The reason for promoting self-consumption is to lessen the burden on regional medium and low voltage grids. At least until further progress is made in building a modern power grid, which is capable of distributing fluctuating amounts of energy in all directions and with very little loss.
Self-consumption lessens the burden on power grids in two respects: Energy that is consumed at the same location where it is generated no longer has to be transported over the grid. In addition, energy needed for consumption does not have to be purchased via the public power grid. One of the reasons why self-consumption is so effective is that it highlights one of the special advantages of photovoltaic systems: the good correlation between power generation and energy demand over time. As an example of this correlation, solar power plants supply the most power at midday, which also happens to be the time when power is needed the most.
Aside from its ability to lessen the burden on power grids, self-consumption can generally be viewed as a future-oriented issue – especially in light of the so-called grid parity that will be achieved in Germany over the next couple of years: For once the cost of solar energy is equal to or less than the cost for conventional energy from a wall outlet, it makes sense for each solar power plants owner to use as much self-generated energy as possible.
It is nevertheless possible to increase the amount of self-consumption that is automatically present in private households. The easiest way to do that is to change consumption behavior: Whoever shows initiative and only uses major electrical appliances during hours of strong irradiation can increase their share of self-consumption by up to ten percentage points.
The number of appliances that can be switched on at the same time is of course limited by the current power of the PV plant – switching on too many appliances will result in “wasted” potential for self-consumption. Major electrical appliances should therefore be started successively rather than simultaneously. Specific example: Do not switch on the washing machine at the same time as the dishwasher or oven. Instead, switch them on one after the other or let them run in a time-delayed manner. To this end, a convenient monitoring solution for displaying the current solar power such as SMA’s Sunny Beam remote display is extremely helpful.

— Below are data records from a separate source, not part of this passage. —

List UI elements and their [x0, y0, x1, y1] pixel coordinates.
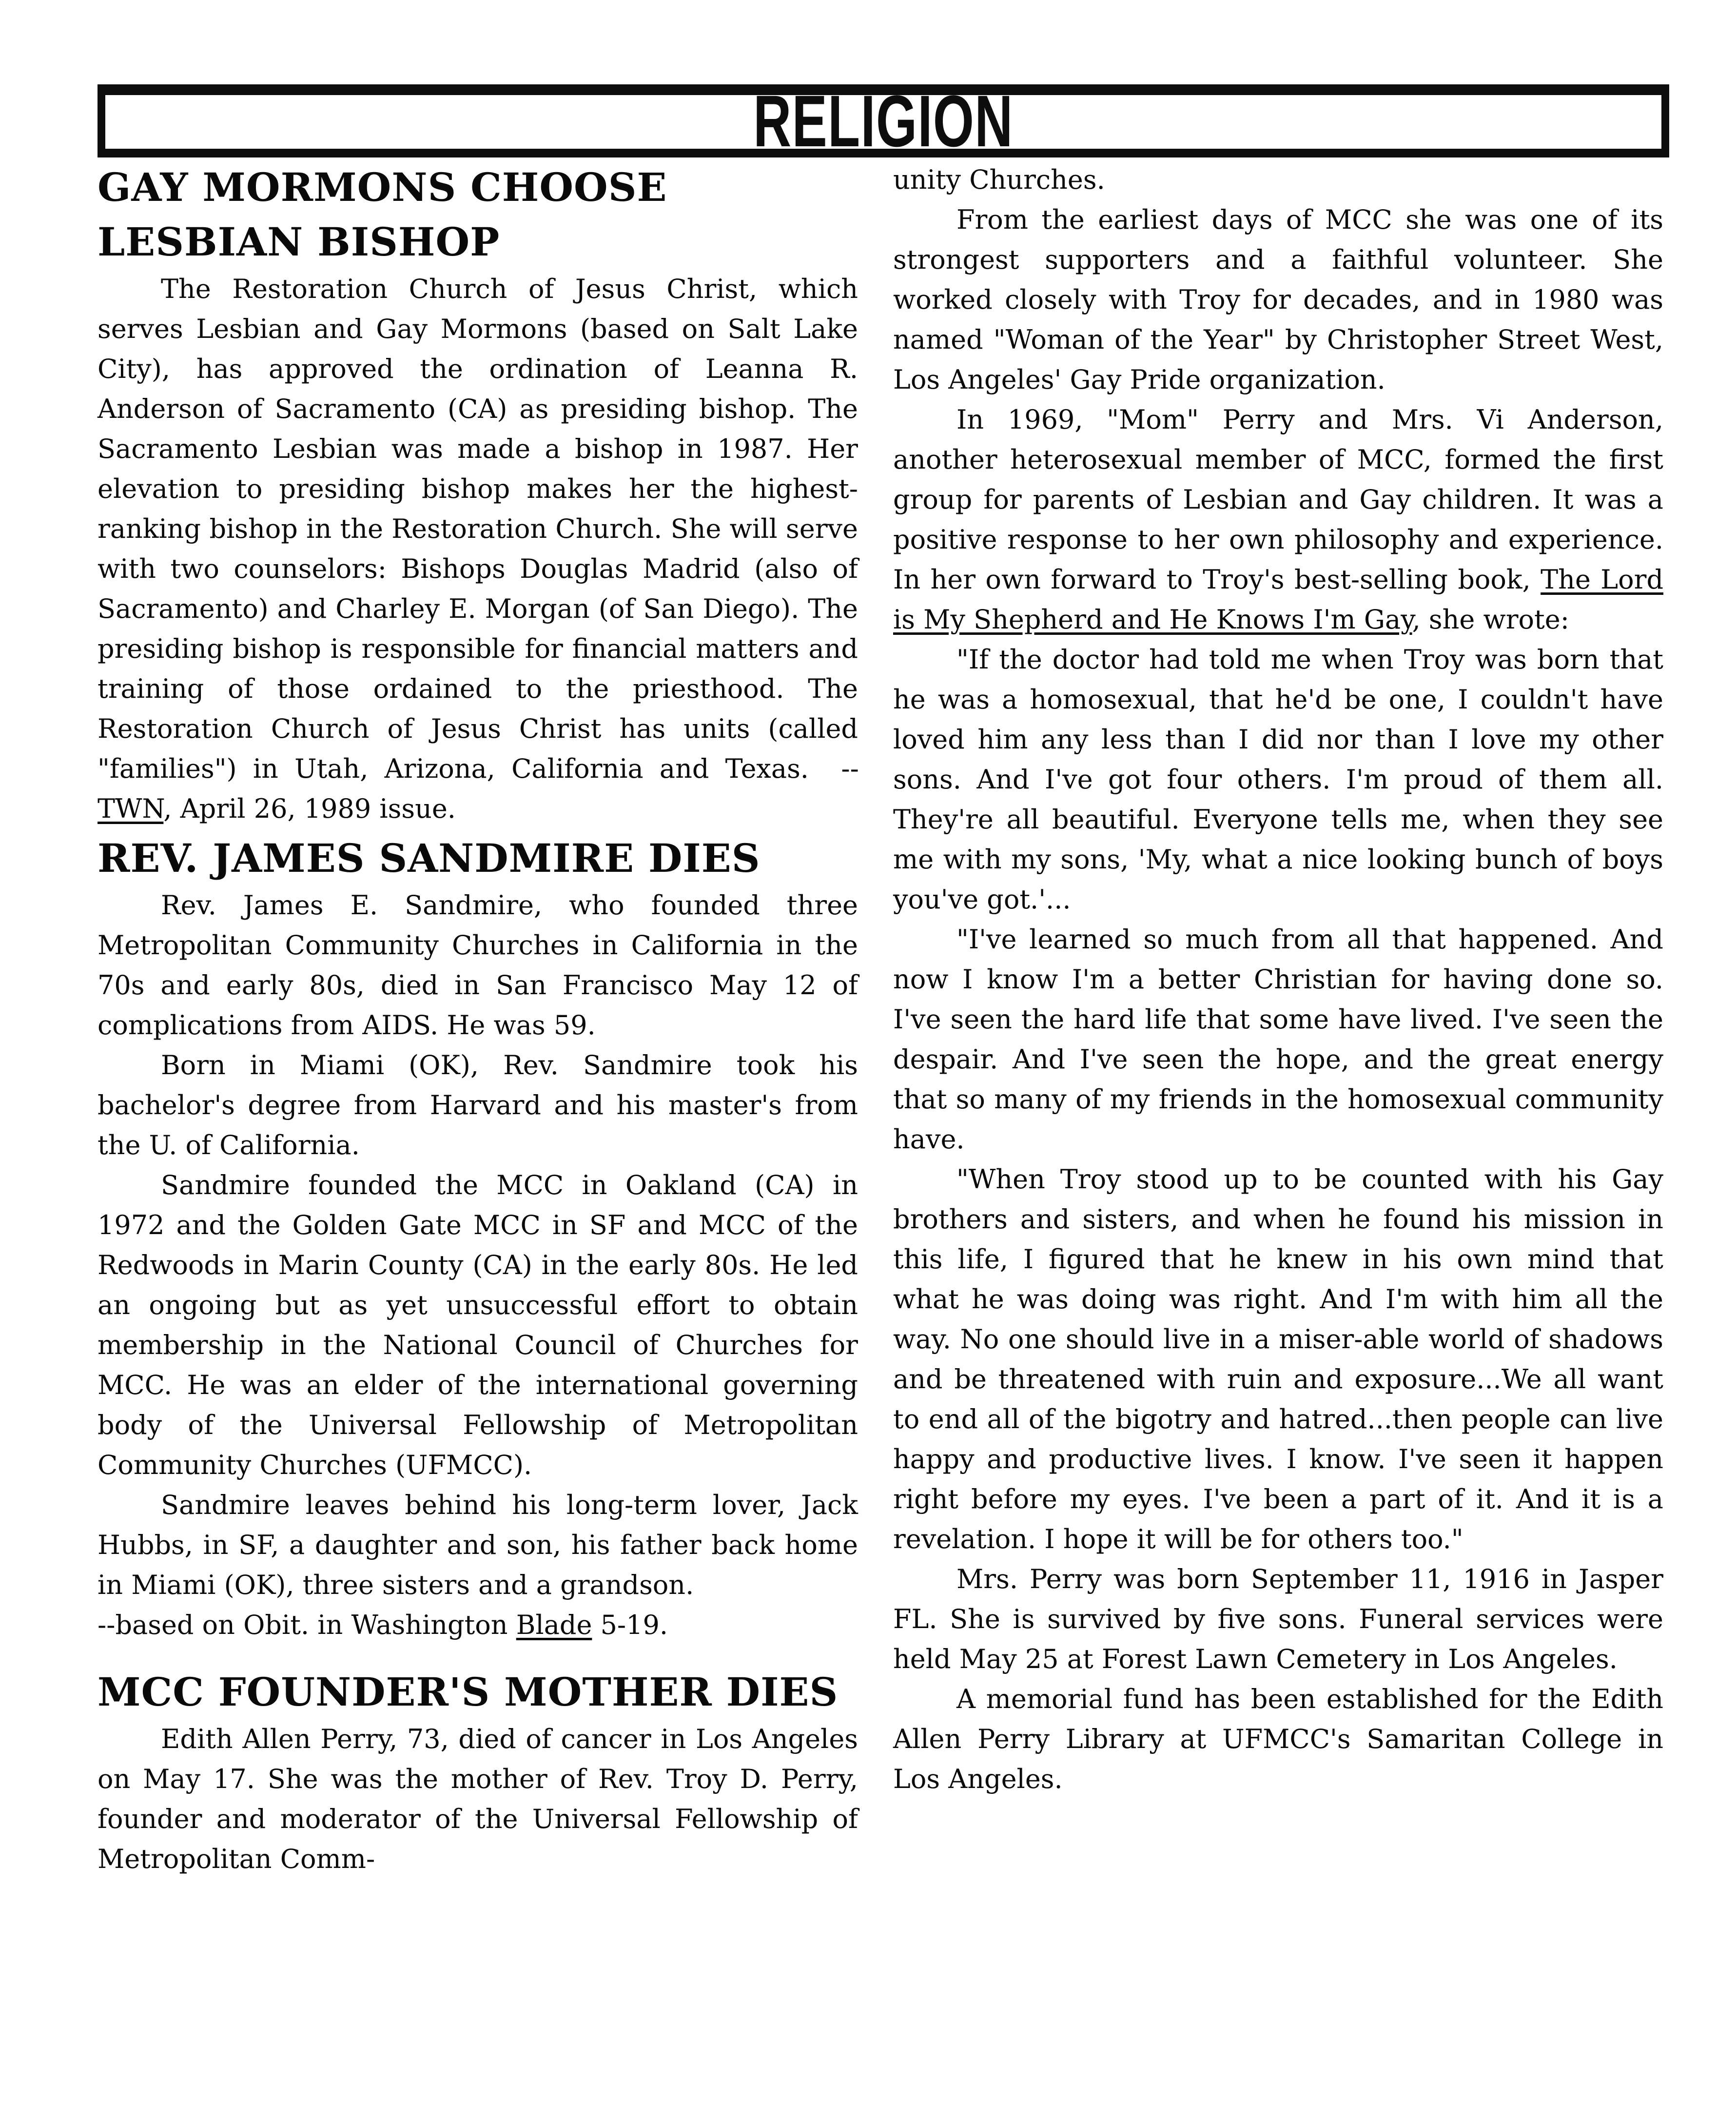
article-paragraph: A memorial fund has been established for the Edith Allen Perry Library at UFMCC's Samaritan College in Los Angeles. [893, 1684, 1663, 1794]
source-prefix: -- [841, 753, 858, 784]
headline: MCC FOUNDER'S MOTHER DIES [98, 1669, 839, 1715]
book-title: The Lord is My Shepherd and He Knows I'm Gay [893, 564, 1664, 635]
paragraph-text: , she wrote: [1412, 604, 1569, 635]
article-paragraph: From the earliest days of MCC she was one of its strongest supporters and a faithful volunteer. She worked closely with Troy for decades, and in 1980 was named "Woman of the Year" by Christopher Street West, Los Angeles' Gay Pride organization. [893, 204, 1663, 395]
article-paragraph: Mrs. Perry was born September 11, 1916 in Jasper FL. She is survived by five sons. Funeral services were held May 25 at Forest Lawn Cemetery in Los Angeles. [893, 1564, 1663, 1674]
article-paragraph: Rev. James E. Sandmire, who founded three Metropolitan Community Churches in California in the 70s and early 80s, died in San Francisco May 12 of complications from AIDS. He was 59. [98, 890, 858, 1041]
article-paragraph-continued: unity Churches. [893, 164, 1105, 195]
paragraph-text: The Restoration Church of Jesus Christ, which serves Lesbian and Gay Mormons (based on Salt Lake City), has approved the ordination of Leanna R. Anderson of Sacramento (CA) as presiding bishop. The Sacramento Lesbian was made a bishop in 1987. Her elevation to presiding bishop makes her the highest-ranking bishop in the Restoration Church. She will serve with two counselors: Bishops Douglas Madrid (also of Sacramento) and Charley E. Morgan (of San Diego). The presiding bishop is responsible for financial matters and training of those ordained to the priesthood. The Restoration Church of Jesus Christ has units (called "families") in Utah, Arizona, California and Texas. [98, 274, 858, 784]
article-credit [98, 1605, 858, 1645]
article-paragraph: Sandmire founded the MCC in Oakland (CA) in 1972 and the Golden Gate MCC in SF and MCC of the Redwoods in Marin County (CA) in the early 80s. He led an ongoing but as yet unsuccessful effort to obtain membership in the National Council of Churches for MCC. He was an elder of the international governing body of the Universal Fellowship of Metropolitan Community Churches (UFMCC). [98, 1170, 858, 1480]
section-masthead [98, 80, 1669, 162]
article-paragraph: Born in Miami (OK), Rev. Sandmire took his bachelor's degree from Harvard and his master's from the U. of California. [98, 1050, 858, 1160]
article-perry-part2 [893, 160, 1663, 1799]
paragraph-text: In 1969, "Mom" Perry and Mrs. Vi Anderson, another heterosexual member of MCC, formed the first group for parents of Lesbian and Gay children. It was a positive response to her own philosophy and experience. In her own forward to Troy's best-selling book, [893, 404, 1663, 595]
column-right [893, 160, 1663, 1799]
article-paragraph: Edith Allen Perry, 73, died of cancer in Los Angeles on May 17. She was the mother of Rev. Troy D. Perry, founder and moderator of the Universal Fellowship of Metropolitan Comm- [98, 1724, 858, 1874]
headline: GAY MORMONS CHOOSE LESBIAN BISHOP [98, 164, 667, 265]
source-publication: TWN [98, 793, 164, 824]
credit-date: 5-19. [592, 1610, 668, 1640]
article-sandmire [98, 831, 858, 1645]
quote-paragraph: "If the doctor had told me when Troy was born that he was a homosexual, that he'd be one, I couldn't have loved him any less than I did nor than I love my other sons. And I've got four others. I'm proud of them all. They're all beautiful. Everyone tells me, when they see me with my sons, 'My, what a nice looking bunch of boys you've got.'... [893, 644, 1663, 915]
article-paragraph: Sandmire leaves behind his long-term lover, Jack Hubbs, in SF, a daughter and son, his father back home in Miami (OK), three sisters and a grandson. [98, 1490, 858, 1600]
article-paragraph [893, 400, 1663, 640]
quote-paragraph: "When Troy stood up to be counted with his Gay brothers and sisters, and when he found his mission in this life, I figured that he knew in his own mind that what he was doing was right. And I'm with him all the way. No one should live in a miser-able world of shadows and be threatened with ruin and exposure...We all want to end all of the bigotry and hatred...then people can live happy and productive lives. I know. I've seen it happen right before my eyes. I've been a part of it. And it is a revelation. I hope it will be for others too." [893, 1164, 1663, 1554]
headline: REV. JAMES SANDMIRE DIES [98, 835, 761, 881]
credit-prefix: --based on Obit. in Washington [98, 1610, 516, 1640]
credit-publication: Blade [516, 1610, 592, 1640]
article-paragraph [98, 269, 858, 829]
column-left [98, 160, 858, 1879]
article-perry-part1 [98, 1665, 858, 1879]
source-date: , April 26, 1989 issue. [163, 793, 456, 824]
section-title: RELIGION [753, 80, 1014, 162]
article-gay-mormons [98, 160, 858, 829]
quote-paragraph: "I've learned so much from all that happened. And now I know I'm a better Christian for having done so. I've seen the hard life that some have lived. I've seen the despair. And I've seen the hope, and the great energy that so many of my friends in the homosexual community have. [893, 924, 1663, 1155]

Combining the power monitoring device of a PV plant with an electric switching apparatus allows for the implementation of automated solutions for increasing self-consumption. The same basic rules apply here as well: Only switch on appliances if power is available in sufficient quantities and is not being used for other purposes – otherwise switch them on later or one after the other. To this end, such systems should not only be able to determine their power generation, but also their current rate of power consumption. Otherwise there is a risk that appliances which are currently running and which consume all or just some of the available PV power will be ignored. In the worst case scenario, an aditional peak load would be generated and exceed the amount of energy supplied by the PV plant – the connected appliance would then have to draw at least a part of its energy from the grid.